The focus isn't who has to be the one working or who is the one staying home
with their child, but it's about your child getting the care and love from both
parents. This isn't a hand-off, it's a team effort.
One
thing I know many parents struggle with is deciding whether or not to put their
child in daycare. Something to consider is that we shouldn't be making
everything we do an exception. Child or not, in our everyday lives we tend to
look at job opportunities, friendships, travel, etc., as an excuse not to
fulfill some kind of duty we know we should be doing. It's important to put
what you believe is more important first. In another class, I took we talked
about importance. In a talk, I can't remember by who, they said "It's not
that you don't have time to do something, but it's that you don't see it as
important." That was something that caught me off guard but now that I
think of it, there is so much fact to it!
I
don't believe there is a set parent to stay at home. Something that I will say
bothers me quite a bit is when the mother isn't the one staying home and people
make comments about it. I don't know about others, but I am the type of person
who will be working because of how excited I am about it! I obviously don't
know what the future holds but I'm not going to let someone else judge me about
working. No matter where you may think you lie in the family, times are
a-changing and it's time the world takes a look that women aren't the only ones
who will be the stay-at-home parent.
It may
seem like we all have certain roles in a family, but things aren't like that
anymore. Someone can try to change my mind, but I can assure you that they
won't. Another thing I would like to address is not only parents’ roles, but
children's roles as well. As we may all know we consider the oldest to be the
leader, middle to be the forgotten, and youngest to be the spoiled. As a middle
child I can tell you that it's not exactly true.
For my
older brother he seems to take on the family-oriented and religious one of the
family. He likes to revolve his stories and outings as being with family and he
is also bringing in the gospel whenever he can or felt needed. As for my
younger sister she takes on the spokesperson of the family. By this I mean she
isn't afraid to say her opinion on things and if you need a bit of reality in
you, she is the person to go to. As the middle child I pretend to take the role
of the forgotten one, but I actually feel like the tension reliever and the
leader. I don't mean for this to sound like I'm the most responsible or
anything; however, there are times where I feel like I must lighten the mood
during family events or even having to make someone happy. There are other
times where I feel like I can't mess up and I must have everything planned and
do as well as I can in life. But as for any parent, don't let your child have
that pressure of life, or feel less than whatever it is.

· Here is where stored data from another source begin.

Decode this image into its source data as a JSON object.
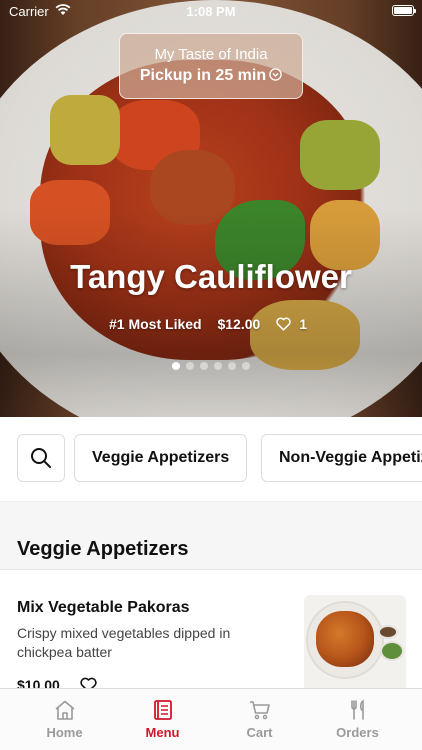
{
  "status_bar": {
    "carrier": "Carrier",
    "time": "1:08 PM"
  },
  "store": {
    "name": "My Taste of India",
    "pickup": "Pickup in 25 min"
  },
  "hero": {
    "title": "Tangy Cauliflower",
    "badge": "#1 Most Liked",
    "price": "$12.00",
    "likes": "1",
    "page_count": 6,
    "active_page": 1
  },
  "categories": {
    "items": [
      {
        "label": "Veggie Appetizers"
      },
      {
        "label": "Non-Veggie Appetizers"
      }
    ]
  },
  "section": {
    "title": "Veggie Appetizers"
  },
  "menu_items": [
    {
      "name": "Mix Vegetable Pakoras",
      "description": "Crispy mixed vegetables dipped in chickpea batter",
      "price": "$10.00"
    }
  ],
  "tabs": [
    {
      "label": "Home",
      "icon": "home-icon",
      "active": false
    },
    {
      "label": "Menu",
      "icon": "menu-book-icon",
      "active": true
    },
    {
      "label": "Cart",
      "icon": "cart-icon",
      "active": false
    },
    {
      "label": "Orders",
      "icon": "fork-knife-icon",
      "active": false
    }
  ],
  "colors": {
    "accent": "#d0162b",
    "inactive_tab": "#9a9a9a"
  }
}
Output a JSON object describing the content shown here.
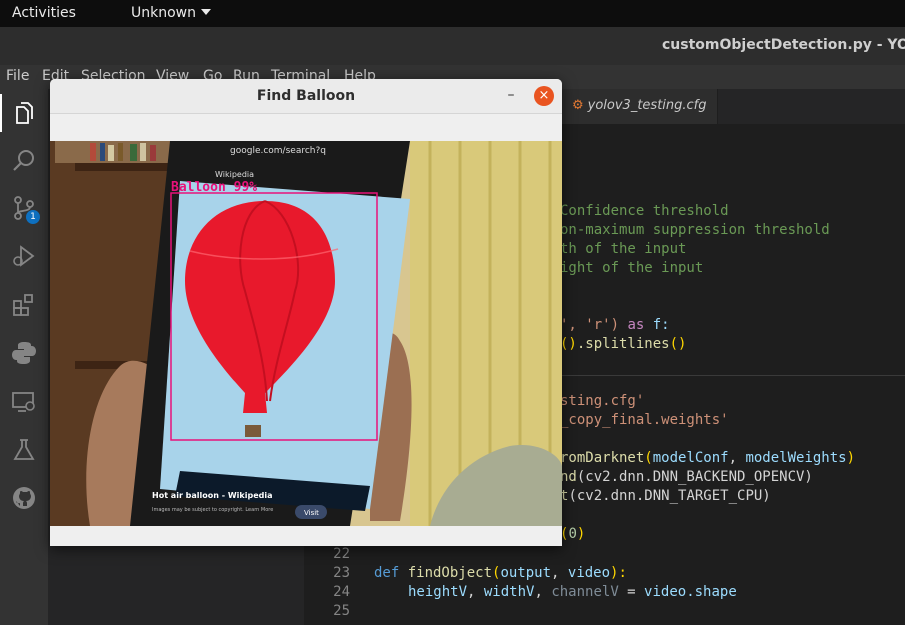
{
  "topbar": {
    "activities": "Activities",
    "app_menu": "Unknown"
  },
  "vscode": {
    "title": "customObjectDetection.py - YOLO",
    "menu": [
      "File",
      "Edit",
      "Selection",
      "View",
      "Go",
      "Run",
      "Terminal",
      "Help"
    ],
    "tab_label": "yolov3_testing.cfg",
    "scm_badge": "1",
    "icons": [
      "explorer-icon",
      "search-icon",
      "source-control-icon",
      "run-debug-icon",
      "extensions-icon",
      "python-icon",
      "remote-explorer-icon",
      "testing-icon",
      "github-icon"
    ]
  },
  "code": {
    "l1": "Confidence threshold",
    "l2": "on-maximum suppression threshold",
    "l3": "th of the input",
    "l4": "ight of the input",
    "l5a": "', 'r')",
    "l5b": " as ",
    "l5c": "f:",
    "l6a": "()",
    "l6b": ".splitlines",
    "l6c": "()",
    "l7": "sting.cfg'",
    "l8": "_copy_final.weights'",
    "l9a": "romDarknet",
    "l9b": "(",
    "l9c": "modelConf",
    "l9d": ", ",
    "l9e": "modelWeights",
    "l9f": ")",
    "l10a": "nd",
    "l10b": "(cv2.dnn.DNN_BACKEND_OPENCV)",
    "l11a": "t",
    "l11b": "(cv2.dnn.DNN_TARGET_CPU)",
    "l12a": "(",
    "l12b": "0",
    "l12c": ")",
    "n22": "22",
    "n23": "23",
    "l23a": "def ",
    "l23b": "findObject",
    "l23c": "(",
    "l23d": "output",
    "l23e": ", ",
    "l23f": "video",
    "l23g": "):",
    "n24": "24",
    "l24a": "heightV",
    "l24b": ", ",
    "l24c": "widthV",
    "l24d": ", ",
    "l24e": "channelV",
    "l24f": " = ",
    "l24g": "video",
    "l24h": ".shape",
    "n25": "25"
  },
  "popup": {
    "title": "Find Balloon",
    "min_label": "–",
    "close_label": "×",
    "detection_label": "Balloon 99%",
    "phone_url": "google.com/search?q",
    "phone_site": "Wikipedia",
    "phone_caption": "Hot air balloon - Wikipedia",
    "phone_subcaption": "Images may be subject to copyright. Learn More",
    "phone_visit": "Visit",
    "colors": {
      "detection_box": "#e8127a",
      "balloon": "#e8192c",
      "sky": "#a8d3ea",
      "close_button": "#e95420"
    }
  }
}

Families require a lot of work but in the end, there is something amazing that comes out of it. No matter your role in your family there shouldn't be anyone who tells you where you should or should not stand in it. We all have different roles and personalities. It's important that you just know what to prioritize and how you decide to raise that family. "Parents can only give [their children] good advice or put them on the right paths, but the final forming of a person's character lies in their own hands"(Anne Frank).